Manuele è tornato a casa

collepasso

COLLEPASSO (LE) – Il silenzio surreale di una folla composta ha atteso fino a tarda ora per accogliere con un abbraccio il suo eroe. Poi, al suo arrivo, Collepasso si è sciolta in un applauso fragoroso.

 Lacrime silenziose e qualcuno che, con la voce rotta dal pianto, gli diceva “Ciao”. Mai nessuno avrebbe voluto dargli un bentornato così drammatico, ma c’erano tutti a salutarlo, ci tenevano. Manuele Braj, 30 anni, carabiniere scelto del 13° Reggimento Friuli Venezia Giulia, ucciso durante la sua quinta missione di pace in Afghanistan, è tornato nel suo paese a mezzanotte in punto, accolto nella camera ardente allestita nella chiesa Cristo Re, alla periferia di Collepasso.

È stata una giornata lunga: al mattino l’arrivo a Roma, avvolto anel tricolore e, al suo seguito, la giovane moglie Federica con in braccio il loro figlioletto di 8 mesi Manuel, ed i suoi genitori Anna e Santo. Per lui picchetti d’onore e i solenni funerali di Stato, alla presenza dei ministri   della Difesa e del Lavoro, del Capo di Stato Maggiore della Difesa, del Comandante Generale dell’Arma, Leonardo Gallittelli .

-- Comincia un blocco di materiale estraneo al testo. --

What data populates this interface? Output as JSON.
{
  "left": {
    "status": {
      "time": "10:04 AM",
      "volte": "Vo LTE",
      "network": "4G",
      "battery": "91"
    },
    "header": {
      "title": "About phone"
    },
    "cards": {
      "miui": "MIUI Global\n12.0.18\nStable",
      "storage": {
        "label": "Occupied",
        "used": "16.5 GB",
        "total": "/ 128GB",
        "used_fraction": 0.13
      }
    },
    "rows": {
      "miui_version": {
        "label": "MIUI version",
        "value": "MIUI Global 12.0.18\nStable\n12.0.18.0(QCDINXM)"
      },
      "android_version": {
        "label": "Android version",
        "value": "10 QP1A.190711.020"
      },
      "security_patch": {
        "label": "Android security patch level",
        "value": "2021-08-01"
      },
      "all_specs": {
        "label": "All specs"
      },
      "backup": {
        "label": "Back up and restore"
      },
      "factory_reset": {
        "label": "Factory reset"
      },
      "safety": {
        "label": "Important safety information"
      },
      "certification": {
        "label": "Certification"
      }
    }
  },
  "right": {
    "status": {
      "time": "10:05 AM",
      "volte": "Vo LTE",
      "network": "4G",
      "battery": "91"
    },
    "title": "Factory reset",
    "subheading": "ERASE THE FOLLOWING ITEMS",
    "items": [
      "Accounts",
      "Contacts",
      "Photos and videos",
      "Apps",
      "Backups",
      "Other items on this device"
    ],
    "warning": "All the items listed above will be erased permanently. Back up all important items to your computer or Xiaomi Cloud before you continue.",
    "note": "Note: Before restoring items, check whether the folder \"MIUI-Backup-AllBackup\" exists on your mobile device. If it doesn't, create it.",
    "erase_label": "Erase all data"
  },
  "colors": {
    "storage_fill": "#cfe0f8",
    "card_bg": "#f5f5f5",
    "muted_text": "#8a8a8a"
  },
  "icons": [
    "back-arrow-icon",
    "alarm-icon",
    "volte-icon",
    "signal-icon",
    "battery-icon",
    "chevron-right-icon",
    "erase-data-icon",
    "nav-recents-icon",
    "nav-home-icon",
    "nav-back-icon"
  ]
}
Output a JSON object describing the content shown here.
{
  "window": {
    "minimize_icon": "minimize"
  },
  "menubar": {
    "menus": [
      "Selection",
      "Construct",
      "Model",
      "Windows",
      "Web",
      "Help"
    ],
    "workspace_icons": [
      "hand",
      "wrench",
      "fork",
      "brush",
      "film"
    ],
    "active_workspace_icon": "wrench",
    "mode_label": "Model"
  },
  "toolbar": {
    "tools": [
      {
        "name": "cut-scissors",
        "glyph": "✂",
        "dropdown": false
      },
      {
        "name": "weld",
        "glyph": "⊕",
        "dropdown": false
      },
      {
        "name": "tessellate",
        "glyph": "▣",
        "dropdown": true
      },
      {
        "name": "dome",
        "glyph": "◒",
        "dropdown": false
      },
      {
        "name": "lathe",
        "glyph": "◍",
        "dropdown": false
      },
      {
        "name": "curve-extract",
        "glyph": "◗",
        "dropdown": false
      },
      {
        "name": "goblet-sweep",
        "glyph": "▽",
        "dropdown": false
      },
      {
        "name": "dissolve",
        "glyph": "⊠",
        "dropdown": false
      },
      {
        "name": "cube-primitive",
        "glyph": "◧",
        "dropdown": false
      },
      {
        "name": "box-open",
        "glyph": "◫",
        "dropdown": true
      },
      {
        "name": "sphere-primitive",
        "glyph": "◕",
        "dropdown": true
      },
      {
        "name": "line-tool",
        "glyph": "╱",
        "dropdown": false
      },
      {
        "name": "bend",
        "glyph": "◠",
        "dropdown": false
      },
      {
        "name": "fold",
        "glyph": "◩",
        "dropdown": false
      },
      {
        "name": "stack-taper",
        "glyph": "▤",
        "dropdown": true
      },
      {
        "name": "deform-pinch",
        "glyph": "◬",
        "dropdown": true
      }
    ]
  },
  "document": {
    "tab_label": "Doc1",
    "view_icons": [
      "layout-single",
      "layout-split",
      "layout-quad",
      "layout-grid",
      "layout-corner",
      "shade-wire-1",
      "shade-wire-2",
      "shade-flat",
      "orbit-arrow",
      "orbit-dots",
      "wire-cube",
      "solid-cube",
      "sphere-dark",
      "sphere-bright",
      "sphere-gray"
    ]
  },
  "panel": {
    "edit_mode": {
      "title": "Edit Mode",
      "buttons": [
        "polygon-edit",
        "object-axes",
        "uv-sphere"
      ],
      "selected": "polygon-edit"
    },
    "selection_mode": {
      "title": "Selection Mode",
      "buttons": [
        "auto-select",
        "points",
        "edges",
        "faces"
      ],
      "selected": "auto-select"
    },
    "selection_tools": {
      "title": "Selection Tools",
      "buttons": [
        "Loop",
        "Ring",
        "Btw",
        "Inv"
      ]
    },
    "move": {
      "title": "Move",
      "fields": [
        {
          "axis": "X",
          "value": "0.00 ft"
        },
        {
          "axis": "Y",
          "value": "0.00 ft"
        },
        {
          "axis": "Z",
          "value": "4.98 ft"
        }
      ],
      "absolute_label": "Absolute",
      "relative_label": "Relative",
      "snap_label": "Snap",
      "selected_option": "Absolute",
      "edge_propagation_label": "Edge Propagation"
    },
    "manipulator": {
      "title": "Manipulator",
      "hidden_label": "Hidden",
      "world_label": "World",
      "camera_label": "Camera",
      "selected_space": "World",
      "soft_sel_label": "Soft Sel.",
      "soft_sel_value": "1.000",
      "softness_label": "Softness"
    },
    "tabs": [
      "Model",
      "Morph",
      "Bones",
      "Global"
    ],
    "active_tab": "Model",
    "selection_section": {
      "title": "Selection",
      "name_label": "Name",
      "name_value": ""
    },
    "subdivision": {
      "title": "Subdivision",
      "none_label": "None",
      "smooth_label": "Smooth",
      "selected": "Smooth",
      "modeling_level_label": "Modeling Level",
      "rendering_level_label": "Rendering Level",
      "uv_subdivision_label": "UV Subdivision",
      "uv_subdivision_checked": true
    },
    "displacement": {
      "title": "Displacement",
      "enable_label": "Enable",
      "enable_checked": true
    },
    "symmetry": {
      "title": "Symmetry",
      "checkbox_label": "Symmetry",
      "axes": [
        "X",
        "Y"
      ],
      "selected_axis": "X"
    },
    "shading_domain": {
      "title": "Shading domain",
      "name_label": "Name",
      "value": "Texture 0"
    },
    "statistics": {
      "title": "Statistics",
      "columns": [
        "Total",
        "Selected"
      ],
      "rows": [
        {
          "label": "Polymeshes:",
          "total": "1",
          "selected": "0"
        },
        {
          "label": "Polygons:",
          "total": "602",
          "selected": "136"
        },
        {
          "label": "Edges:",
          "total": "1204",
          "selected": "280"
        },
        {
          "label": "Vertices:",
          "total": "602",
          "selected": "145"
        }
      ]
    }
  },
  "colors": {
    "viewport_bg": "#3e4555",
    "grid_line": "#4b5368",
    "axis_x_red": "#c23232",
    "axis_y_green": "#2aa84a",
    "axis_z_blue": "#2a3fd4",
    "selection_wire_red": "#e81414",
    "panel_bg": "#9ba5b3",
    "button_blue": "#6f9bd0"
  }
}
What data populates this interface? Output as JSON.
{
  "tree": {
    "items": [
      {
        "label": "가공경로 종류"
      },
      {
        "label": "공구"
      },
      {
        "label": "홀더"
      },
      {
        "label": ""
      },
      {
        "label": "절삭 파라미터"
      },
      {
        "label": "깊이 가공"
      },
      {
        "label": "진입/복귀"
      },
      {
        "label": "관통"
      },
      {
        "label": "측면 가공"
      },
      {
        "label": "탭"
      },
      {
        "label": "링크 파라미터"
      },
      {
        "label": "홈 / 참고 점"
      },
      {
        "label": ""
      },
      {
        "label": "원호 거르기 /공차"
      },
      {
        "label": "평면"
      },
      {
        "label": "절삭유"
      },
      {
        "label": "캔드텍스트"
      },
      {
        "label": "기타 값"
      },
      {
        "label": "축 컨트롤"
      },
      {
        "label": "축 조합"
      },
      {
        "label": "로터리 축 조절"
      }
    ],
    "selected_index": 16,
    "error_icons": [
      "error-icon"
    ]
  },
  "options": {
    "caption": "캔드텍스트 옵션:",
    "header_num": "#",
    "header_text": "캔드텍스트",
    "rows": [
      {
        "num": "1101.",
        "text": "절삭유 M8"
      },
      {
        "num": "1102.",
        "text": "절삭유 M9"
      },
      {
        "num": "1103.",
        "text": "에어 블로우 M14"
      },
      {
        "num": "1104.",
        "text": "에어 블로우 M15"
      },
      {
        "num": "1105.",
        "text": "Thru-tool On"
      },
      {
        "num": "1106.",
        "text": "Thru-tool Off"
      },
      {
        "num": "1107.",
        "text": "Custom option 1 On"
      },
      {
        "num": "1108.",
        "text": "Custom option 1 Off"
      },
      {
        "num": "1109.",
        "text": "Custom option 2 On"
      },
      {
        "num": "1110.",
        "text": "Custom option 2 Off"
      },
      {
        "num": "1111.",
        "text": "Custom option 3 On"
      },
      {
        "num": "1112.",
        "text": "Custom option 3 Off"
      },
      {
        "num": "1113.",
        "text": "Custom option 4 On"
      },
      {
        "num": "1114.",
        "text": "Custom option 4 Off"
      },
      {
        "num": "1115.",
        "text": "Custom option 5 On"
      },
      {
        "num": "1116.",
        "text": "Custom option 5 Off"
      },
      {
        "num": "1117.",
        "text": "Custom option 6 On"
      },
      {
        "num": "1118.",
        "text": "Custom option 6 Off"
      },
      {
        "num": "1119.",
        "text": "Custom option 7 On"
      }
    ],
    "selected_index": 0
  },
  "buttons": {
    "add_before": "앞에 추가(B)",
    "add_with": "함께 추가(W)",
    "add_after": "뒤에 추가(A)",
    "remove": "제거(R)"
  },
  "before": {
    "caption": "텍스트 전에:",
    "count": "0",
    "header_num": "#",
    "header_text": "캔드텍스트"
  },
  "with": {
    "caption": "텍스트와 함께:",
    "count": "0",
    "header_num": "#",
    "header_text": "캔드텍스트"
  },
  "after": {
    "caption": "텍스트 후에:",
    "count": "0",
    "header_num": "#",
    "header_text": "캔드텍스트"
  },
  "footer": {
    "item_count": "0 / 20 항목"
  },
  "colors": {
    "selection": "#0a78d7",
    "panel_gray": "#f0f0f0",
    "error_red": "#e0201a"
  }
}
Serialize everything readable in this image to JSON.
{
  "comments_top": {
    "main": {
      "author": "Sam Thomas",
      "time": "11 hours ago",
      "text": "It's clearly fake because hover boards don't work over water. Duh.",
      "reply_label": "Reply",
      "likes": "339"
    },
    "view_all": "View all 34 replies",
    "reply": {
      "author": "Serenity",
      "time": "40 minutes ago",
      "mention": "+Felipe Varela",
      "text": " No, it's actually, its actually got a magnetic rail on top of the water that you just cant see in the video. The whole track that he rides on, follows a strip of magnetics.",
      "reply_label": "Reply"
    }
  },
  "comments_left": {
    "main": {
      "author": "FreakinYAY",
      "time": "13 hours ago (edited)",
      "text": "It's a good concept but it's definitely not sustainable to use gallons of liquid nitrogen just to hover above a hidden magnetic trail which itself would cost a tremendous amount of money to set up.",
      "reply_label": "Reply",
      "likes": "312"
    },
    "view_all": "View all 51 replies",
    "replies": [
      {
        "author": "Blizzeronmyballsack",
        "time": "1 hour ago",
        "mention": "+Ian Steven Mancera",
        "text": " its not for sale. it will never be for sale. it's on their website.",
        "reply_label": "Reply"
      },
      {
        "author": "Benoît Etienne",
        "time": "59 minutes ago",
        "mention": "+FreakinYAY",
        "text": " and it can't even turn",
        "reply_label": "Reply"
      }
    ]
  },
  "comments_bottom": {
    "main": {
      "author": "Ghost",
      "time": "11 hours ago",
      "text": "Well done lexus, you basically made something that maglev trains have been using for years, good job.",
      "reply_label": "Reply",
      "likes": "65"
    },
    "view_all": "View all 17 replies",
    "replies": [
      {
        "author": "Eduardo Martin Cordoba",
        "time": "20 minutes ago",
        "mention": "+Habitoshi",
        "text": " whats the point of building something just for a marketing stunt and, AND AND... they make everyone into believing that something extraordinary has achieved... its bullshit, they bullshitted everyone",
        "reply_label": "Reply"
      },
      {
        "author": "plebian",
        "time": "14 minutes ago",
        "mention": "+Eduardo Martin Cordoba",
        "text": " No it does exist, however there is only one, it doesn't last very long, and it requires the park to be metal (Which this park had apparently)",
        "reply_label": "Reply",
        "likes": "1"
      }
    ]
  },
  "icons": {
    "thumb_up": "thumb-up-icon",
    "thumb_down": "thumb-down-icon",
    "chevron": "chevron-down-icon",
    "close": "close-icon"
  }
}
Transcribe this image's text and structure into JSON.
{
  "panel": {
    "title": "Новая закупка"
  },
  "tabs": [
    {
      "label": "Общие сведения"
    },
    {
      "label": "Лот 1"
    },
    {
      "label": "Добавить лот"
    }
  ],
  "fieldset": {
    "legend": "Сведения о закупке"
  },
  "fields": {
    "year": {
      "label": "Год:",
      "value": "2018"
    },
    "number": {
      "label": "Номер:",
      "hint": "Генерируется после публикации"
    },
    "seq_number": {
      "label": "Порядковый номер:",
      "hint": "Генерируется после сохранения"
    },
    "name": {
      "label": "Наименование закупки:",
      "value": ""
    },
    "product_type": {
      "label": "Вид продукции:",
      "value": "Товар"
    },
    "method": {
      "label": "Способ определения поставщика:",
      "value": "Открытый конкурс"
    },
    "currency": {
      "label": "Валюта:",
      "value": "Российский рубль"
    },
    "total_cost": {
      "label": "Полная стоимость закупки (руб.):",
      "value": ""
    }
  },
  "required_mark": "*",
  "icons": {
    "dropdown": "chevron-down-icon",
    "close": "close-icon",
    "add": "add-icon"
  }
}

A rendergli omaggio si sono recati anche i deputati salentini Raffaele Fitto, Luigi Lazzari e Ugo Lisi. Dopo la cerimonia, un altro aereo, un altro viaggio che lo ha riportato nel Salento. Pochi minuti prima delle 23,00 è atterrato il C130 con il feretro. Anche qui per lui il picchetto d’onore dei Carabinieri. Poi il rientro a Collepasso, dove tutti lo hanno atteso all’interno ed all’esterno della chiesa che lo ha visto ragazzino dell’azione cattolica, poi sposo nel 2008 e papà nel 2011, quando a dicembre è stato battezzato il piccolo Manuel. Il parroco, don Oronzo Orlando, ha voluto aspettarlo qui, organizzando una veglia di preghiera fatta di salmi, canti e della proiezione di foto di Manuele nei momenti più belli della sua vita. Tra questi, anche i fotogrammi di lui, in una terra lontana, circondato dai bambini afghani “Perchè lui -ha detto don Oronzo- era positivo, sempre sorridente e si faceva voler bene”. Alle 17 i funerali, l’ultimo saluto e l’ultimo viaggio.